Closed thompsonmj closed 2 months ago
BTW is there a reason we're invoking the python interpreter through its path semi-hardcoded and into the conda environment, as opposed to simply activating the conda environment first (which presumably needs to be done anyway)?
As an aside, conda environments can get quite big in terms of storage they take up, and it's therefore generally not a good idea to place them into one's home directory on a shared HPC. (Home directories on shared HPCs typically have quite a limited storage quota, and group or project directories is normally where a lot more storage is available or at least where it can be added on demand.)
@samuelstevens, this should work as described in updated directions in PR #14. If you encounter any issues or something seems off, please make suggestions there too.
@samuelstevens @thompsonmj @egrace479, just curious, has this bug been resolved by this PR?
Apologies for the delay @penfever. There is still a lingering issue producing the catalog where common names are not reproduced as expected. We hope to resolve it within the next week.
Issue with null common names resolved.
@penfever, I believe this completes the fixes needed to address #13.
Could you please attempt to build the dataset from this branch following these instructions?
Please reach out if there are additional questions and also if you are able to complete the reconstruction. It will be helpful to know that it can work in someone else's hands.
@thompsonmj, following this step in our directions:
conda env create -f requirements-training.yml --solver=libmamba -y
conda activate bioclip-train
pip install -e .
we wind up uninstalling and re-installing a bunch of packages like torch
and huggingface_hub
to get older versions (those listed in requirements.txt instead of the ones in requirements-training.yml.
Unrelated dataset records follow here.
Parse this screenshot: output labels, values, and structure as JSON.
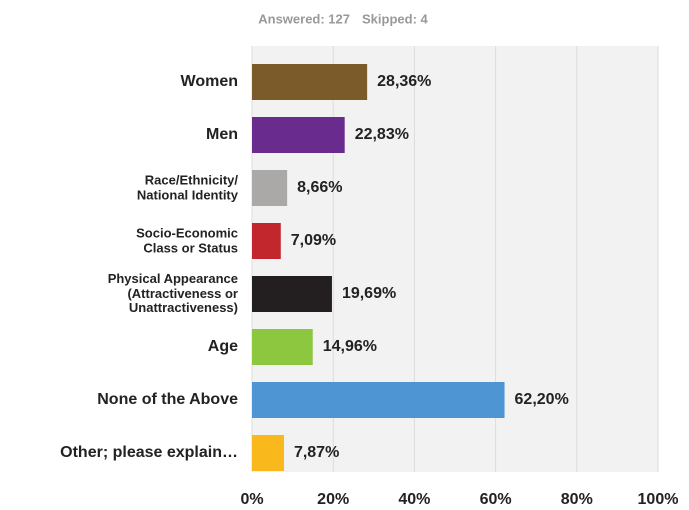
{
  "chart_data": {
    "type": "barh",
    "subtitle": [
      "Answered: 127",
      "Skipped: 4"
    ],
    "categories": [
      "Women",
      "Men",
      "Race/Ethnicity/\nNational Identity",
      "Socio-Economic\nClass or Status",
      "Physical Appearance\n(Attractiveness or\nUnattractiveness)",
      "Age",
      "None of the Above",
      "Other; please explain…"
    ],
    "values": [
      28.36,
      22.83,
      8.66,
      7.09,
      19.69,
      14.96,
      62.2,
      7.87
    ],
    "value_labels": [
      "28,36%",
      "22,83%",
      "8,66%",
      "7,09%",
      "19,69%",
      "14,96%",
      "62,20%",
      "7,87%"
    ],
    "colors": [
      "#7b5b2a",
      "#6a2b8e",
      "#aba8a8",
      "#c1272d",
      "#231f20",
      "#8dc63f",
      "#4e96d3",
      "#f9b81b"
    ],
    "xlim": [
      0,
      100
    ],
    "xticks": [
      {
        "value": 0,
        "label": "0%"
      },
      {
        "value": 20,
        "label": "20%"
      },
      {
        "value": 40,
        "label": "40%"
      },
      {
        "value": 60,
        "label": "60%"
      },
      {
        "value": 80,
        "label": "80%"
      },
      {
        "value": 100,
        "label": "100%"
      }
    ],
    "grid": true
  }
}
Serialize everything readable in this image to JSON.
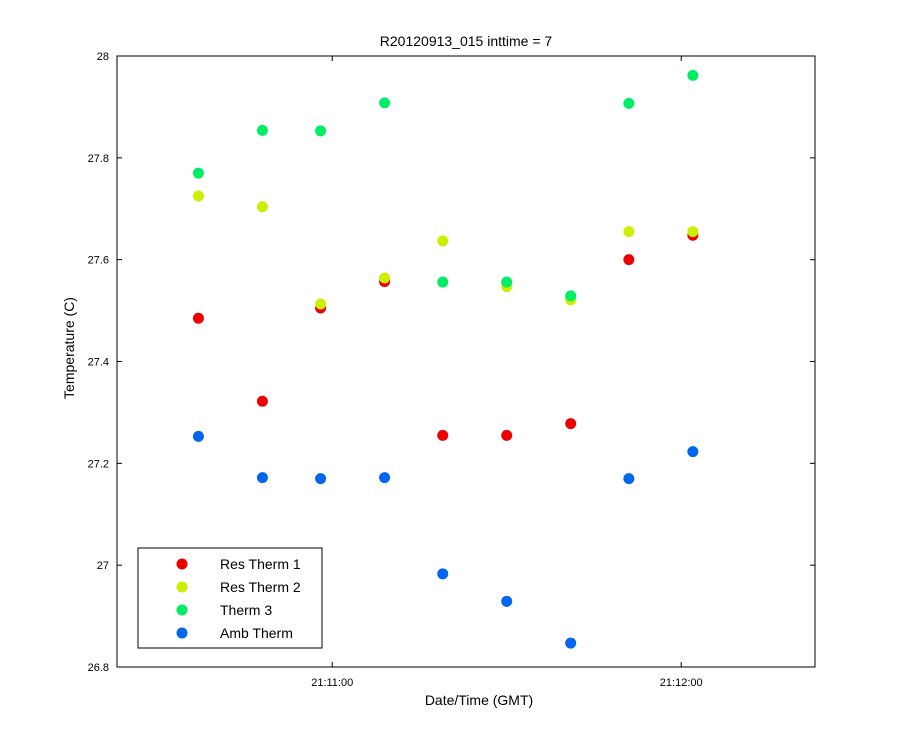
{
  "chart_data": {
    "type": "scatter",
    "title": "R20120913_015 inttime = 7",
    "xlabel": "Date/Time (GMT)",
    "ylabel": "Temperature (C)",
    "xlim": [
      "21:10:23",
      "21:12:23"
    ],
    "ylim": [
      26.8,
      28.0
    ],
    "x_ticks": [
      "21:11:00",
      "21:12:00"
    ],
    "y_ticks": [
      "26.8",
      "27",
      "27.2",
      "27.4",
      "27.6",
      "27.8",
      "28"
    ],
    "grid": false,
    "legend_position": "bottom-left",
    "x": [
      "21:10:37",
      "21:10:48",
      "21:10:58",
      "21:11:09",
      "21:11:19",
      "21:11:30",
      "21:11:41",
      "21:11:51",
      "21:12:02"
    ],
    "series": [
      {
        "name": "Res Therm 1",
        "color": "#ee0000",
        "points": [
          [
            "21:10:37",
            27.485
          ],
          [
            "21:10:48",
            27.322
          ],
          [
            "21:10:58",
            27.505
          ],
          [
            "21:11:09",
            27.557
          ],
          [
            "21:11:19",
            27.255
          ],
          [
            "21:11:30",
            27.255
          ],
          [
            "21:11:41",
            27.278
          ],
          [
            "21:11:51",
            27.6
          ],
          [
            "21:12:02",
            27.648
          ]
        ]
      },
      {
        "name": "Res Therm 2",
        "color": "#ccee00",
        "points": [
          [
            "21:10:37",
            27.725
          ],
          [
            "21:10:48",
            27.704
          ],
          [
            "21:10:58",
            27.513
          ],
          [
            "21:11:09",
            27.564
          ],
          [
            "21:11:19",
            27.637
          ],
          [
            "21:11:30",
            27.547
          ],
          [
            "21:11:41",
            27.521
          ],
          [
            "21:11:51",
            27.655
          ],
          [
            "21:12:02",
            27.655
          ]
        ]
      },
      {
        "name": "Therm 3",
        "color": "#00ee66",
        "points": [
          [
            "21:10:37",
            27.77
          ],
          [
            "21:10:48",
            27.854
          ],
          [
            "21:10:58",
            27.853
          ],
          [
            "21:11:09",
            27.908
          ],
          [
            "21:11:19",
            27.556
          ],
          [
            "21:11:30",
            27.556
          ],
          [
            "21:11:41",
            27.529
          ],
          [
            "21:11:51",
            27.907
          ],
          [
            "21:12:02",
            27.962
          ]
        ]
      },
      {
        "name": "Amb Therm",
        "color": "#0066ee",
        "points": [
          [
            "21:10:37",
            27.253
          ],
          [
            "21:10:48",
            27.172
          ],
          [
            "21:10:58",
            27.17
          ],
          [
            "21:11:09",
            27.172
          ],
          [
            "21:11:19",
            26.983
          ],
          [
            "21:11:30",
            26.929
          ],
          [
            "21:11:41",
            26.847
          ],
          [
            "21:11:51",
            27.17
          ],
          [
            "21:12:02",
            27.223
          ]
        ]
      }
    ]
  }
}
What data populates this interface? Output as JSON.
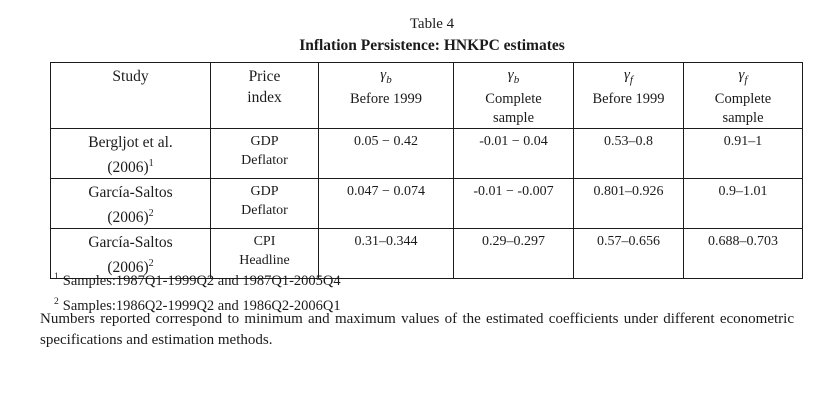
{
  "title": {
    "line1": "Table 4",
    "line2": "Inflation Persistence: HNKPC estimates"
  },
  "table": {
    "columns": [
      {
        "lines": [
          "Study"
        ]
      },
      {
        "lines": [
          "Price",
          "index"
        ]
      },
      {
        "symbol": "γ",
        "sub": "b",
        "lines": [
          "Before 1999"
        ]
      },
      {
        "symbol": "γ",
        "sub": "b",
        "lines": [
          "Complete",
          "sample"
        ]
      },
      {
        "symbol": "γ",
        "sub": "f",
        "lines": [
          "Before 1999"
        ]
      },
      {
        "symbol": "γ",
        "sub": "f",
        "lines": [
          "Complete",
          "sample"
        ]
      }
    ],
    "rows": [
      {
        "study_line1": "Bergljot et al.",
        "study_line2": "(2006)",
        "study_sup": "1",
        "price_line1": "GDP",
        "price_line2": "Deflator",
        "gb_before": "0.05 − 0.42",
        "gb_complete": "-0.01 − 0.04",
        "gf_before": "0.53–0.8",
        "gf_complete": "0.91–1"
      },
      {
        "study_line1": "García-Saltos",
        "study_line2": "(2006)",
        "study_sup": "2",
        "price_line1": "GDP",
        "price_line2": "Deflator",
        "gb_before": "0.047 − 0.074",
        "gb_complete": "-0.01 − -0.007",
        "gf_before": "0.801–0.926",
        "gf_complete": "0.9–1.01"
      },
      {
        "study_line1": "García-Saltos",
        "study_line2": "(2006)",
        "study_sup": "2",
        "price_line1": "CPI",
        "price_line2": "Headline",
        "gb_before": "0.31–0.344",
        "gb_complete": "0.29–0.297",
        "gf_before": "0.57–0.656",
        "gf_complete": "0.688–0.703"
      }
    ]
  },
  "footnotes": [
    {
      "sup": "1",
      "text": "Samples:1987Q1-1999Q2 and 1987Q1-2005Q4"
    },
    {
      "sup": "2",
      "text": "Samples:1986Q2-1999Q2 and 1986Q2-2006Q1"
    }
  ],
  "note": "Numbers reported correspond to minimum and maximum values of the estimated coefficients under different econometric specifications and estimation methods.",
  "colors": {
    "text": "#1b1b1b",
    "border": "#1b1b1b",
    "background": "#ffffff"
  }
}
Seems potentially redundant to do both. Should we instead have a tol
environment to do pip install -e .
in?
... we wind up uninstalling and re-installing a bunch of packages ...
We may want to consider cleaning up the environment ...
Yes, we can address this in another PR.
Reproduction seems to be working on our end.
Right, based on my latest full dataset reproduction test run, all splits end up as expected.
@thompsonmj please check the version I updated. My copy is still running on OSC, but it does seem to be working now. I also updated the directions in #14 to match these changes.